De leden van de D66-fractie hebben met belangstelling kennisgenomen van de memorie van antwoord van 8 juli 2002 (nr. 276C), alsmede van de uitkomsten van het schriftelijk overleg dat vanaf 26 mei 2005 (27 426, A) is gevoerd (27 416, B d.d. 4 januari 2006 en 27 416, C d.d. 28 maart 2006). Tevens hebben zij kennisgenomen van de discussies tussen de regering en de Tweede Kamer (25 268) over de toekomst van de zelfstandige bestuursorganen.

Hoewel zich sinds het in 2002 aangenomen wetsvoorstel nadere ontwikkelingen hebben voorgedaan, kunnen de leden van de D66-fractie zich vinden in een voortzetting van de behandeling. Uiteraard moet deze verdere behandeling naar het oordeel van deze leden mede worden gezien in het perspectief van die nadere ontwikkelingen. In dat licht zouden deze leden gaarne vernemen hoe op dit moment de stand van zaken is met betrekking tot de voorbereiding van het in artikel 42 geformuleerde aanmeldingstraject. Daarnaast vragen deze leden zich af welke route het kabinet met het oog op een meer heldere afbakening van de ministeriële verantwoordelijkheid, de aansturing van de departementale aansturing en de doelmatigheid van de zbo’s nu precies voor ogen staat als de voorliggende wet is aangenomen, nu op verzoek van de Tweede Kamer is afgezien van een systematische doorlichting van de bestaande zbo’s.

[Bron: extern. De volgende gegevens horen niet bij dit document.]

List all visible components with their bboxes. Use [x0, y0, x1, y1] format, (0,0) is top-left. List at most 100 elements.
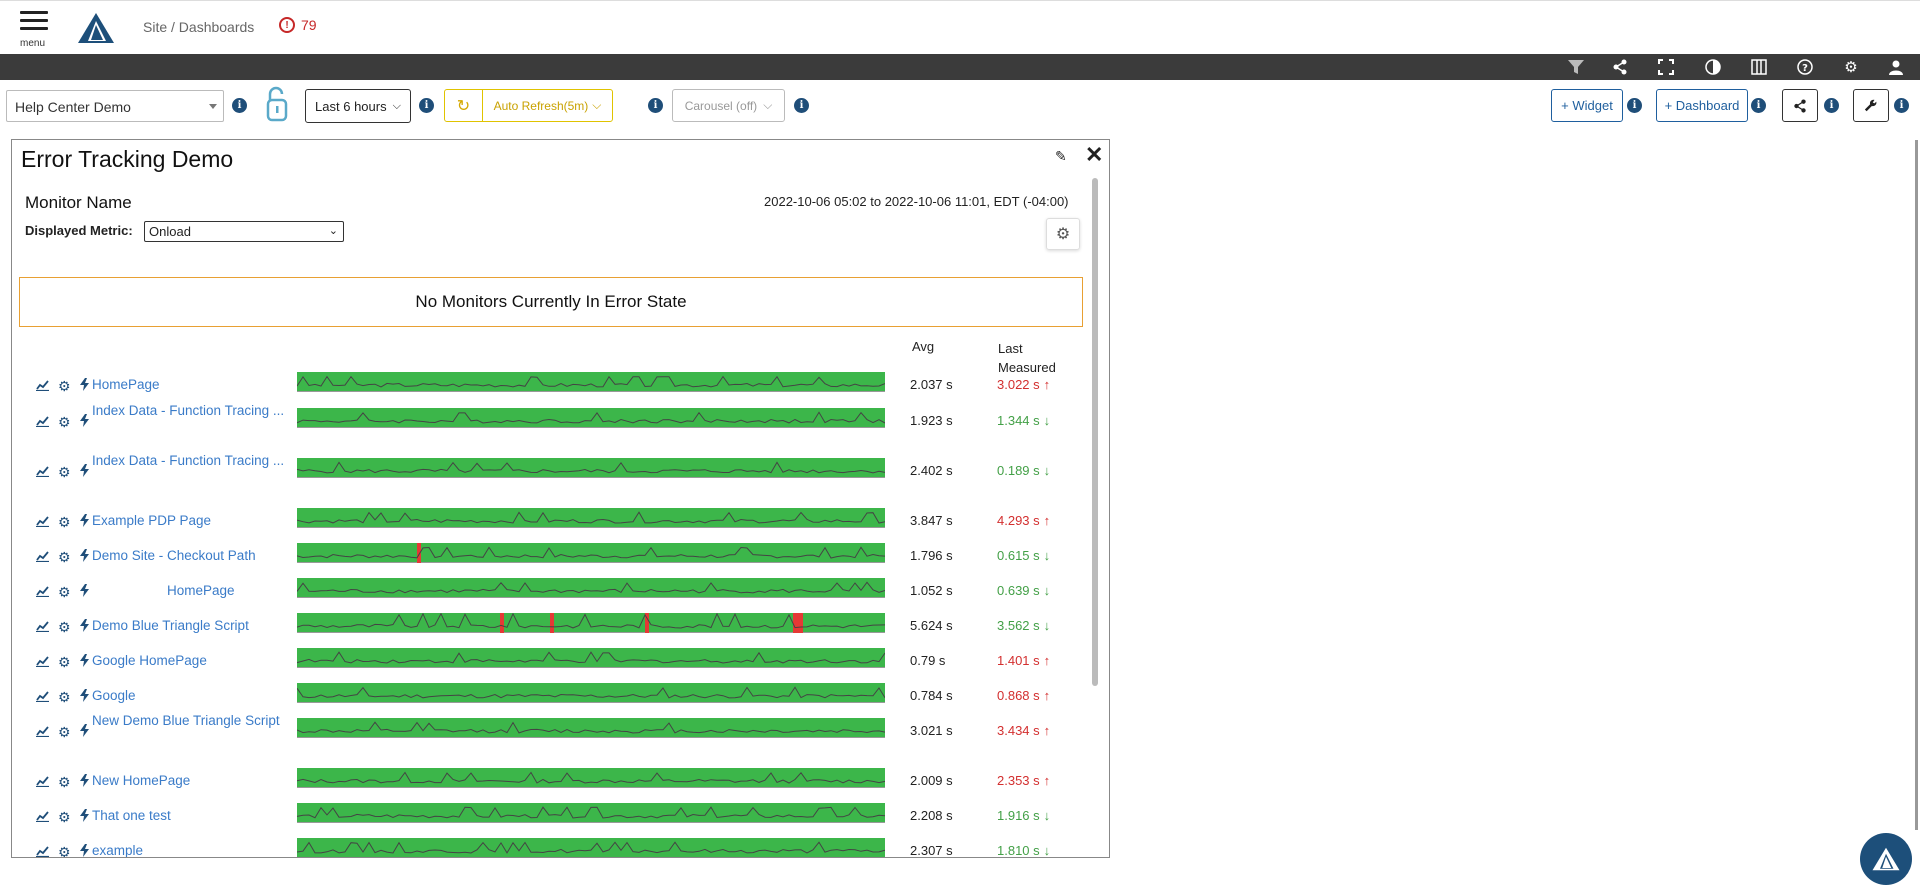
logo-icon[interactable]	[76, 11, 116, 45]
info-icon[interactable]: i	[648, 98, 663, 113]
info-icon[interactable]: i	[1824, 98, 1839, 113]
chart-line-icon[interactable]	[36, 586, 49, 600]
info-icon[interactable]: i	[1627, 98, 1642, 113]
monitor-name-link[interactable]: Demo Site - Checkout Path	[92, 546, 292, 565]
user-icon[interactable]	[1886, 57, 1906, 77]
last-measured-text: 0.189 s	[997, 463, 1040, 478]
auto-refresh-dropdown[interactable]: Auto Refresh(5m) ⌵	[483, 90, 612, 121]
bolt-icon[interactable]	[80, 414, 89, 430]
monitor-name-link[interactable]: Index Data - Function Tracing ...	[92, 401, 292, 420]
chart-line-icon[interactable]	[36, 691, 49, 705]
gear-icon[interactable]: ⚙	[58, 378, 71, 395]
chart-line-icon[interactable]	[36, 621, 49, 635]
gear-icon[interactable]: ⚙	[58, 654, 71, 671]
bolt-icon[interactable]	[80, 724, 89, 740]
settings-icon[interactable]: ⚙	[1841, 57, 1861, 77]
fullscreen-icon[interactable]	[1656, 57, 1676, 77]
share-icon[interactable]	[1610, 57, 1630, 77]
chart-line-icon[interactable]	[36, 656, 49, 670]
bolt-icon[interactable]	[80, 464, 89, 480]
add-widget-button[interactable]: + Widget	[1551, 89, 1623, 122]
last-measured-text: 2.353 s	[997, 773, 1040, 788]
sparkline	[297, 372, 885, 392]
monitor-name-link[interactable]: New Demo Blue Triangle Script	[92, 711, 292, 730]
bolt-icon[interactable]	[80, 809, 89, 825]
chart-line-icon[interactable]	[36, 466, 49, 480]
contrast-icon[interactable]	[1703, 57, 1723, 77]
filter-icon[interactable]	[1566, 57, 1586, 77]
chart-line-icon[interactable]	[36, 551, 49, 565]
gear-icon[interactable]: ⚙	[58, 414, 71, 431]
info-icon[interactable]: i	[1751, 98, 1766, 113]
chart-line-icon[interactable]	[36, 380, 49, 394]
monitor-name-link[interactable]: example	[92, 841, 292, 857]
monitor-name-link[interactable]: Index Data - Function Tracing ...	[92, 451, 292, 470]
breadcrumb[interactable]: Site / Dashboards	[143, 19, 254, 35]
scrollbar-thumb[interactable]	[1092, 178, 1098, 686]
chevron-down-icon: ⌄	[328, 225, 338, 237]
time-range-select[interactable]: Last 6 hours ⌵	[305, 89, 411, 123]
monitor-name-link[interactable]: Google	[92, 686, 292, 705]
info-icon[interactable]: i	[794, 98, 809, 113]
site-select[interactable]: Help Center Demo	[6, 90, 224, 122]
gear-icon[interactable]: ⚙	[58, 584, 71, 601]
gear-icon[interactable]: ⚙	[58, 619, 71, 636]
chart-line-icon[interactable]	[36, 726, 49, 740]
edit-pencil-icon[interactable]: ✎	[1055, 148, 1067, 165]
gear-icon[interactable]: ⚙	[58, 724, 71, 741]
monitor-name-link[interactable]: Example PDP Page	[92, 511, 292, 530]
bolt-icon[interactable]	[80, 584, 89, 600]
bolt-icon[interactable]	[80, 774, 89, 790]
avg-value: 2.009 s	[910, 773, 953, 788]
column-header-avg: Avg	[912, 339, 935, 354]
monitor-name-link[interactable]: That one test	[92, 806, 292, 825]
help-icon[interactable]: ?	[1795, 57, 1815, 77]
monitor-name-link[interactable]: Google HomePage	[92, 651, 292, 670]
gear-icon[interactable]: ⚙	[58, 774, 71, 791]
chart-line-icon[interactable]	[36, 416, 49, 430]
sparkline	[297, 408, 885, 428]
monitor-name-link[interactable]: Demo Blue Triangle Script	[92, 616, 292, 635]
page-scrollbar[interactable]	[1915, 140, 1918, 830]
widget-settings-button[interactable]: ⚙	[1046, 218, 1080, 250]
bolt-icon[interactable]	[80, 654, 89, 670]
chart-line-icon[interactable]	[36, 846, 49, 857]
gear-icon[interactable]: ⚙	[58, 809, 71, 826]
bolt-icon[interactable]	[80, 844, 89, 857]
monitor-name-link[interactable]: New HomePage	[92, 771, 292, 790]
bolt-icon[interactable]	[80, 549, 89, 565]
gear-icon[interactable]: ⚙	[58, 464, 71, 481]
monitor-name-link[interactable]: HomePage	[92, 375, 292, 394]
bolt-icon[interactable]	[80, 619, 89, 635]
info-icon[interactable]: i	[1894, 98, 1909, 113]
assistant-button[interactable]	[1860, 833, 1912, 885]
caret-down-icon	[209, 104, 217, 109]
add-dashboard-button[interactable]: + Dashboard	[1656, 89, 1748, 122]
monitor-name-link[interactable]: HomePage	[92, 581, 292, 600]
widget-scrollbar[interactable]	[1090, 176, 1100, 856]
bolt-icon[interactable]	[80, 689, 89, 705]
dashboard-tools-button[interactable]	[1853, 89, 1889, 122]
chart-line-icon[interactable]	[36, 811, 49, 825]
arrow-up-icon: ↑	[1043, 513, 1051, 528]
bolt-icon[interactable]	[80, 378, 89, 394]
menu-button[interactable]: menu	[20, 11, 48, 49]
chart-line-icon[interactable]	[36, 516, 49, 530]
sparkline	[297, 578, 885, 598]
share-dashboard-button[interactable]	[1782, 89, 1818, 122]
gear-icon[interactable]: ⚙	[58, 844, 71, 857]
info-icon[interactable]: i	[232, 98, 247, 113]
alert-indicator[interactable]: ! 79	[279, 17, 317, 33]
info-icon[interactable]: i	[419, 98, 434, 113]
carousel-select[interactable]: Carousel (off) ⌵	[672, 89, 785, 122]
close-icon[interactable]: ✕	[1085, 142, 1103, 168]
column-layout-icon[interactable]	[1749, 57, 1769, 77]
unlock-icon[interactable]	[266, 86, 288, 122]
displayed-metric-select[interactable]: Onload ⌄	[144, 221, 344, 242]
refresh-icon[interactable]: ↻	[445, 90, 483, 121]
chart-line-icon[interactable]	[36, 776, 49, 790]
gear-icon[interactable]: ⚙	[58, 514, 71, 531]
gear-icon[interactable]: ⚙	[58, 549, 71, 566]
gear-icon[interactable]: ⚙	[58, 689, 71, 706]
bolt-icon[interactable]	[80, 514, 89, 530]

De voorzitter van de commissie,

Witteveen

De griffier van de commissie,

Nieuwenhuizen


XNoot
1

Samenstelling: Leden: Holdijk (SGP), Van Heukelum (VVD), Luijten (VVD), Pastoor (CDA), Meindertsma (PvdA), Bemelmans-Videc (CDA), (plv. voorzitter), Dölle (CDA), Platvoet (GL), Witteveen (PvdA), (voorzitter) , Hessing (LPF), Ten Hoeve (OSF), Van Raak (SP), Engels (D66).

Plv. leden: Van Middelkoop (CU), Hoekzema (VVD), V.d. Broek-Laman Trip (VVD), Pruiksma (CDA), Van Thijn (PvdA), Lemstra (CDA), Vedder-Wubben (CDA), Thissen (GL), Tan (PvdA), Kox (SP), Schuyer (D66).